As part of this issue is the fact that tracer text files are found in etc/tracer_config and yet they are linked at run time to a hard-wired file name in the run dir. The specification of that tracer file as a relative or absolute path results in failure. The same is true with the suite configuration file being hardwired into ccpp/suites and the namelists being in ccpp/physics_namelists and all of which are linked at run time. It would seriously improve disk mobility to permit the usage of relative and absolute paths to make SCM far more flexible with job scripting in parallel for a single case while changing suites and namelist options. Otherwise, users need to make copies of directories in various places to overcome this obstacle.

Example: I want to run ARM-SGP case, but set up a series of 5-10 experiments to run in parallel because each run takes on 1 CPU, but changing the SDF (suite definition file) and namelist. I don't prefer to run 5-10 different cases, which is how things are set up now for multi-run, but even that doesn't solve the disk quota problem of writing output into the scm/bin directory.

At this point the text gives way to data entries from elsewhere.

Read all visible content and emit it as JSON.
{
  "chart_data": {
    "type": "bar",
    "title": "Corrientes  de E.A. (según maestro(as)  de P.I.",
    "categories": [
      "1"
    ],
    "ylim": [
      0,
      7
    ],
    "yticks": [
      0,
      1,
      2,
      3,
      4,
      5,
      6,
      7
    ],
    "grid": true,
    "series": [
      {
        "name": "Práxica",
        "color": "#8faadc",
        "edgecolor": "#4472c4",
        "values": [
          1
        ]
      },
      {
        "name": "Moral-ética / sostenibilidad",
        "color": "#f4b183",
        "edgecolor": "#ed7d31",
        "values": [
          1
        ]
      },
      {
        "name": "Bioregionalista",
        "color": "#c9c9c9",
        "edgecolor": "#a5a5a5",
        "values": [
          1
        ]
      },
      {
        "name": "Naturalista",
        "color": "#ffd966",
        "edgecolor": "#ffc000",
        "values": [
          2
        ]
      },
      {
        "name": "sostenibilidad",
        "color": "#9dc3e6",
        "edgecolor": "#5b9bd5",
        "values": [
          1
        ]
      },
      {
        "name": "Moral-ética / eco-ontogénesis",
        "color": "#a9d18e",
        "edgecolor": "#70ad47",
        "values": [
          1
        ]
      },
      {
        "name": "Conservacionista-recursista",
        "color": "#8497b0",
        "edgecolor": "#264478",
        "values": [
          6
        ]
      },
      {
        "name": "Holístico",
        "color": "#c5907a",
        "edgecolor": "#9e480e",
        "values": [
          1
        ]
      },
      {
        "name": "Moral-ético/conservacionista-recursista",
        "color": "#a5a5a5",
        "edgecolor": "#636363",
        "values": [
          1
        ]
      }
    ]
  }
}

In other words, the work data flow insfrastructure lacks flexibility in its current implementation. With WRF, I compile in my /home directory, then copy executables to run directories for sensitivity experiments to avoid filling up the home partition/quota with my model results. Maybe it's possible using existing ccpp-scm, but it's not immediately obvious to me how to do so.

ligiabernardet commented 2 years ago

Greg, I think the suggestions you made here would help make a more flexible and usable CCPP SCM. As users, such as yourself, try to use the SCM in novel ways, new needs emerge. We can consider these enhancements for a future release. I appreciate you taking the time to write this down. @grantfirl Can you transfer this issue to the ccpp-scm repo? I don't seem to have the permission.

climbfuji commented 2 years ago

@gthompsnWRF I transferred this issue from ccpp-physics to ccpp-scm.